If I understand the OP correctly, I will use this real world example: https://onestep.net/communities/as174/ 174:3001 through 174:3003 as compared to doing the prepending yourself. What is the functional difference? BGP neighbors of 174 will see just as many AS hops either way, but non-BGP customers of 174 would see you just one hop away. It's just another method of traffic engineering. ----- Mike Hammett Intelligent Computing Solutions http://www.ics-il.com Midwest-IX http://www.midwest-ix.com ----- Original Message ----- From: "Jason Lixfeld" <jason+nanog@lixfeld.ca> To: "William Herrin" <bill@herrin.us> Cc: "NANOG" <nanog@nanog.org> Sent: Thursday, October 26, 2017 1:47:44 PM Subject: Re: What's the point of prepend communities? Hi Bill,
On Oct 26, 2017, at 2:37 PM, William Herrin <bill@herrin.us> wrote:
BGP routing is based on "distance". Distance in BGP is primarily calculated as the number of ASNs in the AS Path.
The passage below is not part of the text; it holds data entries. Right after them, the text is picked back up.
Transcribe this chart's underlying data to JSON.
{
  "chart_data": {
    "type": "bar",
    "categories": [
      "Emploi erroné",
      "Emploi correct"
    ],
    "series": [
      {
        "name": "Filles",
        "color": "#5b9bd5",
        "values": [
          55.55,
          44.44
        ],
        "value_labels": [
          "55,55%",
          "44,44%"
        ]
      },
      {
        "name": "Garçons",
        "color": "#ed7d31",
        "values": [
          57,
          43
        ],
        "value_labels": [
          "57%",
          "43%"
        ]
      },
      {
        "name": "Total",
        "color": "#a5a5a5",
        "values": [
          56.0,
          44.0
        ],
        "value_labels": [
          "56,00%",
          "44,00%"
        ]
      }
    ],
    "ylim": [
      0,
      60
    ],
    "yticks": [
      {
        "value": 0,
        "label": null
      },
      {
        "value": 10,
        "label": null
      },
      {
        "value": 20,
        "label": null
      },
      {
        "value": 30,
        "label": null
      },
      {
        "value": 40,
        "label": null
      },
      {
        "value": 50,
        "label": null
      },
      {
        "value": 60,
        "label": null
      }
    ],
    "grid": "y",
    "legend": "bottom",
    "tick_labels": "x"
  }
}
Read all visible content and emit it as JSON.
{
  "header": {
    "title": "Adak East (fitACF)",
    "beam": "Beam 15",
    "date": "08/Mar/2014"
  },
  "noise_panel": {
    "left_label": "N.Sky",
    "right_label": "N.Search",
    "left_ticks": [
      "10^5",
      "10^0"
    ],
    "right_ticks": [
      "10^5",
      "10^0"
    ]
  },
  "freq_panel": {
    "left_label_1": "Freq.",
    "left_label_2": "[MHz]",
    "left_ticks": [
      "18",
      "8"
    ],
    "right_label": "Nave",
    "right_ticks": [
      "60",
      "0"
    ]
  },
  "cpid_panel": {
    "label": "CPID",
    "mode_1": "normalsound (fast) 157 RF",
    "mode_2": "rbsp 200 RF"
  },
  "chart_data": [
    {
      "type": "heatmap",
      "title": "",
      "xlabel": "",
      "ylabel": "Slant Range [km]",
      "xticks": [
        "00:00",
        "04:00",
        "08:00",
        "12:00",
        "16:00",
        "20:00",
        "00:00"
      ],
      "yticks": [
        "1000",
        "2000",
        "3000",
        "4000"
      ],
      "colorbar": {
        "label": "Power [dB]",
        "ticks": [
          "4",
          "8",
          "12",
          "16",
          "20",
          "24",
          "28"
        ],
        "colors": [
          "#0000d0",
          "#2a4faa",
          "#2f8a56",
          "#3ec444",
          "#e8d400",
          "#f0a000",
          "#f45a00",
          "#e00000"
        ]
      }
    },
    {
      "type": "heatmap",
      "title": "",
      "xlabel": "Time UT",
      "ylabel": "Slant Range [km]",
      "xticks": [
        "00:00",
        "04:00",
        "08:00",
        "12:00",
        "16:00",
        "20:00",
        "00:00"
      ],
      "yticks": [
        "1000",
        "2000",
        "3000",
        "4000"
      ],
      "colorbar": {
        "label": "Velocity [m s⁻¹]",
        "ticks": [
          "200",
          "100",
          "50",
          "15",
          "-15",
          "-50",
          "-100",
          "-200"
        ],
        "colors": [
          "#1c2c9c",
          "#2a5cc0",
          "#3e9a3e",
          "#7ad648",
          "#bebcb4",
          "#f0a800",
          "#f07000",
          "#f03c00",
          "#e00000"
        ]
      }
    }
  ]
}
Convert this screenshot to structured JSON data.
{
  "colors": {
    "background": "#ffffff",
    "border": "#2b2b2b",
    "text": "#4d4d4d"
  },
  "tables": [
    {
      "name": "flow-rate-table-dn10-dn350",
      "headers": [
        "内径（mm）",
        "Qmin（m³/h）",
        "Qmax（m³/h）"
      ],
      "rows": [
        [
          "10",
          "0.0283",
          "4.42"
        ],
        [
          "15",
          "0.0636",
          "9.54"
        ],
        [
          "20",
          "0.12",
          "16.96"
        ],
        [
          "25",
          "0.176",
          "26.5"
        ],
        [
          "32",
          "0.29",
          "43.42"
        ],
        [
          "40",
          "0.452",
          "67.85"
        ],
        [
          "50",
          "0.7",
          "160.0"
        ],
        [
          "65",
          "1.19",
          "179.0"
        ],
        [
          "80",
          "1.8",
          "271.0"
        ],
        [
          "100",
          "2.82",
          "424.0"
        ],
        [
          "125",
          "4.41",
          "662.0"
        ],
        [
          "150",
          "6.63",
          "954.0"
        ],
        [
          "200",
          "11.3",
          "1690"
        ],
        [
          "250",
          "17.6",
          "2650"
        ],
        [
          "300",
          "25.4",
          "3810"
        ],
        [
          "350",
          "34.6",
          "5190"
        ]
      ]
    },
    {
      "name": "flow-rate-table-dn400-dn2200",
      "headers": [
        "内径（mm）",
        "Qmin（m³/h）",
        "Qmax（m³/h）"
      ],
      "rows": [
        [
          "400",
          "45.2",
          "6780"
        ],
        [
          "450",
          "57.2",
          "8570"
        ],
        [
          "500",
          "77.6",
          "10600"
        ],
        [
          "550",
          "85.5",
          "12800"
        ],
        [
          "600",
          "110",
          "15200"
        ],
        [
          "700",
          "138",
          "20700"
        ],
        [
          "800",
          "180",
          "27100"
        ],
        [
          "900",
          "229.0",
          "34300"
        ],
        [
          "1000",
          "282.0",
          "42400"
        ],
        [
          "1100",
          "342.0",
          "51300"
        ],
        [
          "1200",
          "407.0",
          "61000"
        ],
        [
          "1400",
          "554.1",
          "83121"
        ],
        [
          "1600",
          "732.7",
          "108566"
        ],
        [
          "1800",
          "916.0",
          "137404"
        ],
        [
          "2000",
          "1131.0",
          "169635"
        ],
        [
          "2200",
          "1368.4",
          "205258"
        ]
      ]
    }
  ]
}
Prepends make a path more distance, encouraging routers to choose a different path if one is available.
I understand how prepends fit in the context of best path selection, but my question was more the difference between a customer signalling the ISP to prepend their AS using a BGP community stamped to a prefix vs. the customer prepending their own AS instead.